This is the site where my great-grandmother Gatske de Jong lived and where she later sold flowers during and after World World II. Gatske was originally from Leeuwarden, Friesland before moving to Amsterdam and marrying my great-grandfather Frans Ludwig Broekveldt on April 27, 1904 – who died before my grandfather, Frans Ludwig Broekveldt II was born. She remarried Jan de Wit, a professional diamond cutter who lost an eye and became a flower merchant, and continued to live here until she died in 1960 of tuberculosis. Due to her illness, Gatske did not want to see me through a window – not being able to take me in her arms. I was ninth months old when she died on my first trip to Amsterdam.
(Documents above previously posted on Fading Ad Blog on February 26, 2009)

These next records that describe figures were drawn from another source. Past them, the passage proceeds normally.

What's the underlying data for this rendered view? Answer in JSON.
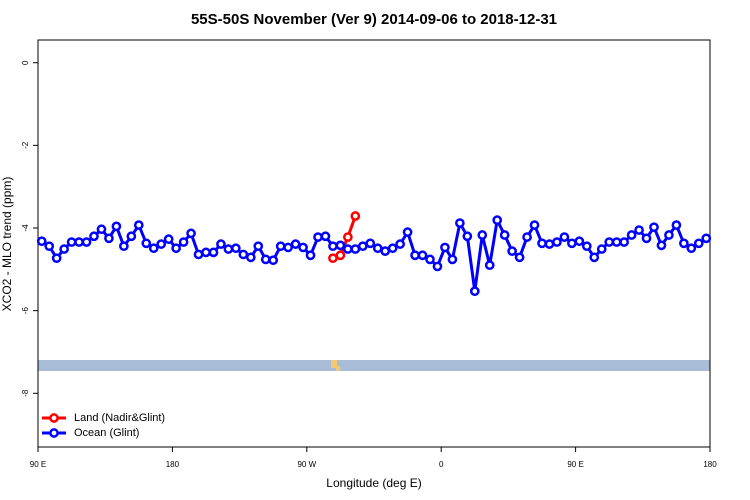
{
  "chart_data": {
    "type": "line",
    "title": "55S-50S November (Ver 9)   2014-09-06 to 2018-12-31",
    "x_label": "Longitude (deg E)",
    "y_label": "XCO2 - MLO trend (ppm)",
    "xlim": [
      90,
      540
    ],
    "ylim": [
      -9.3,
      0.55
    ],
    "xticks": [
      {
        "value": 90,
        "label": "90 E"
      },
      180,
      {
        "value": 270,
        "label": "90 W"
      },
      {
        "value": 360,
        "label": "0"
      },
      {
        "value": 450,
        "label": "90 E"
      },
      {
        "value": 540,
        "label": "180"
      }
    ],
    "yticks": [
      0,
      -2,
      -4,
      -6,
      -8
    ],
    "legend": "bottom-left",
    "series": [
      {
        "name": "Land (Nadir&Glint)",
        "color": "#ff0000",
        "x": [
          287.5,
          292.5,
          297.5,
          302.5
        ],
        "values": [
          -4.73,
          -4.66,
          -4.22,
          -3.71
        ]
      },
      {
        "name": "Ocean (Glint)",
        "color": "#0000ff",
        "x": [
          92.5,
          97.5,
          102.5,
          107.5,
          112.5,
          117.5,
          122.5,
          127.5,
          132.5,
          137.5,
          142.5,
          147.5,
          152.5,
          157.5,
          162.5,
          167.5,
          172.5,
          177.5,
          182.5,
          187.5,
          192.5,
          197.5,
          202.5,
          207.5,
          212.5,
          217.5,
          222.5,
          227.5,
          232.5,
          237.5,
          242.5,
          247.5,
          252.5,
          257.5,
          262.5,
          267.5,
          272.5,
          277.5,
          282.5,
          287.5,
          292.5,
          297.5,
          302.5,
          307.5,
          312.5,
          317.5,
          322.5,
          327.5,
          332.5,
          337.5,
          342.5,
          347.5,
          352.5,
          357.5,
          362.5,
          367.5,
          372.5,
          377.5,
          382.5,
          387.5,
          392.5,
          397.5,
          402.5,
          407.5,
          412.5,
          417.5,
          422.5,
          427.5,
          432.5,
          437.5,
          442.5,
          447.5,
          452.5,
          457.5,
          462.5,
          467.5,
          472.5,
          477.5,
          482.5,
          487.5,
          492.5,
          497.5,
          502.5,
          507.5,
          512.5,
          517.5,
          522.5,
          527.5,
          532.5,
          537.5
        ],
        "values": [
          -4.32,
          -4.44,
          -4.73,
          -4.51,
          -4.34,
          -4.34,
          -4.34,
          -4.2,
          -4.03,
          -4.25,
          -3.96,
          -4.44,
          -4.2,
          -3.93,
          -4.37,
          -4.49,
          -4.39,
          -4.27,
          -4.49,
          -4.34,
          -4.13,
          -4.64,
          -4.59,
          -4.59,
          -4.39,
          -4.51,
          -4.49,
          -4.64,
          -4.71,
          -4.44,
          -4.76,
          -4.78,
          -4.44,
          -4.47,
          -4.39,
          -4.47,
          -4.66,
          -4.22,
          -4.2,
          -4.44,
          -4.42,
          -4.51,
          -4.51,
          -4.44,
          -4.37,
          -4.49,
          -4.56,
          -4.49,
          -4.39,
          -4.1,
          -4.66,
          -4.66,
          -4.76,
          -4.93,
          -4.47,
          -4.76,
          -3.88,
          -4.2,
          -5.53,
          -4.17,
          -4.9,
          -3.81,
          -4.17,
          -4.56,
          -4.71,
          -4.22,
          -3.93,
          -4.37,
          -4.39,
          -4.34,
          -4.22,
          -4.37,
          -4.32,
          -4.44,
          -4.71,
          -4.51,
          -4.34,
          -4.34,
          -4.34,
          -4.17,
          -4.05,
          -4.25,
          -3.98,
          -4.42,
          -4.17,
          -3.93,
          -4.37,
          -4.49,
          -4.37,
          -4.25
        ]
      }
    ]
  }
}
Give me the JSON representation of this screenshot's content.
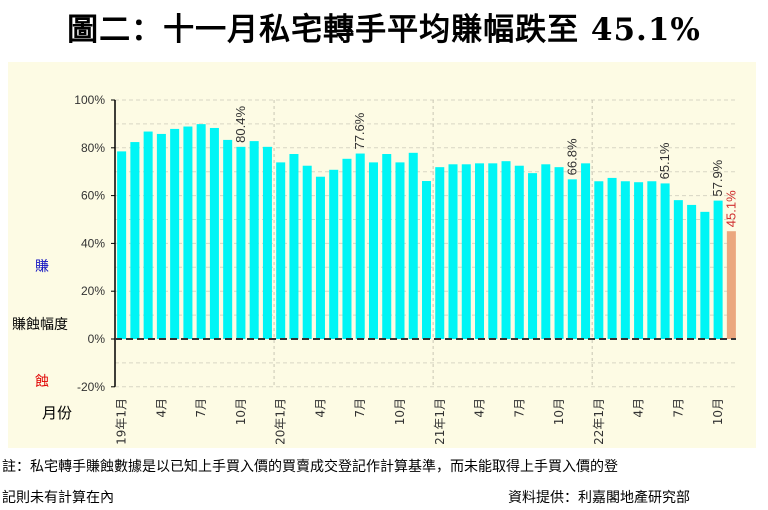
{
  "title": "圖二：十一月私宅轉手平均賺幅跌至 45.1%",
  "side_labels": {
    "gain": "賺",
    "axis": "賺蝕幅度",
    "loss": "蝕",
    "month": "月份"
  },
  "colors": {
    "bar": "#00f5f5",
    "highlight_bar": "#eba77e",
    "gain": "#1010c0",
    "loss": "#e00000",
    "highlight_label": "#d03030",
    "panel": "#fdfbe4"
  },
  "note_line1": "註：私宅轉手賺蝕數據是以已知上手買入價的買賣成交登記作計算基準，而未能取得上手買入價的登",
  "note_line2": "記則未有計算在內",
  "source": "資料提供：利嘉閣地產研究部",
  "chart_data": {
    "type": "bar",
    "ylim": [
      -20,
      100
    ],
    "yticks": [
      "100%",
      "80%",
      "60%",
      "40%",
      "20%",
      "0%",
      "-20%"
    ],
    "ytick_values": [
      100,
      80,
      60,
      40,
      20,
      0,
      -20
    ],
    "grid": true,
    "categories": [
      "19年1月",
      "2月",
      "3月",
      "4月",
      "5月",
      "6月",
      "7月",
      "8月",
      "9月",
      "10月",
      "11月",
      "12月",
      "20年1月",
      "2月",
      "3月",
      "4月",
      "5月",
      "6月",
      "7月",
      "8月",
      "9月",
      "10月",
      "11月",
      "12月",
      "21年1月",
      "2月",
      "3月",
      "4月",
      "5月",
      "6月",
      "7月",
      "8月",
      "9月",
      "10月",
      "11月",
      "12月",
      "22年1月",
      "2月",
      "3月",
      "4月",
      "5月",
      "6月",
      "7月",
      "8月",
      "9月",
      "10月",
      "11月"
    ],
    "xtick_labels": [
      "19年1月",
      "4月",
      "7月",
      "10月",
      "20年1月",
      "4月",
      "7月",
      "10月",
      "21年1月",
      "4月",
      "7月",
      "10月",
      "22年1月",
      "4月",
      "7月",
      "10月"
    ],
    "xtick_indices": [
      0,
      3,
      6,
      9,
      12,
      15,
      18,
      21,
      24,
      27,
      30,
      33,
      36,
      39,
      42,
      45
    ],
    "values": [
      78.5,
      82.4,
      86.8,
      85.8,
      87.9,
      88.9,
      89.9,
      88.3,
      83.3,
      80.4,
      82.8,
      80.4,
      73.9,
      77.4,
      72.5,
      67.9,
      70.8,
      75.4,
      77.6,
      73.9,
      77.4,
      73.9,
      77.9,
      66.1,
      71.9,
      73.1,
      73.1,
      73.5,
      73.5,
      74.4,
      72.5,
      69.4,
      73.1,
      71.9,
      66.8,
      73.5,
      66.0,
      67.4,
      66.0,
      65.6,
      66.0,
      65.1,
      58.1,
      56.1,
      53.2,
      57.9,
      45.1
    ],
    "highlight_index": 46,
    "data_labels": [
      {
        "index": 9,
        "text": "80.4%"
      },
      {
        "index": 18,
        "text": "77.6%"
      },
      {
        "index": 34,
        "text": "66.8%"
      },
      {
        "index": 41,
        "text": "65.1%"
      },
      {
        "index": 45,
        "text": "57.9%"
      },
      {
        "index": 46,
        "text": "45.1%"
      }
    ]
  }
}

During the war, a Canadian airman was shot over Leidseplein and parachuted to uncertain safety in front Gatske’s modest little stoop, which is now next door to a headshop. Ignoring Jan de Wit’s protests about getting caught by the Germans, Gatske pulled in the Canadian arm over arm, parachute and all, and cleaned his wounds with Jonge Jenever – a Dutch gin. Gatske nursed the pilot back to health – returning him to the Dutch resistance where he disappeared into obscurity.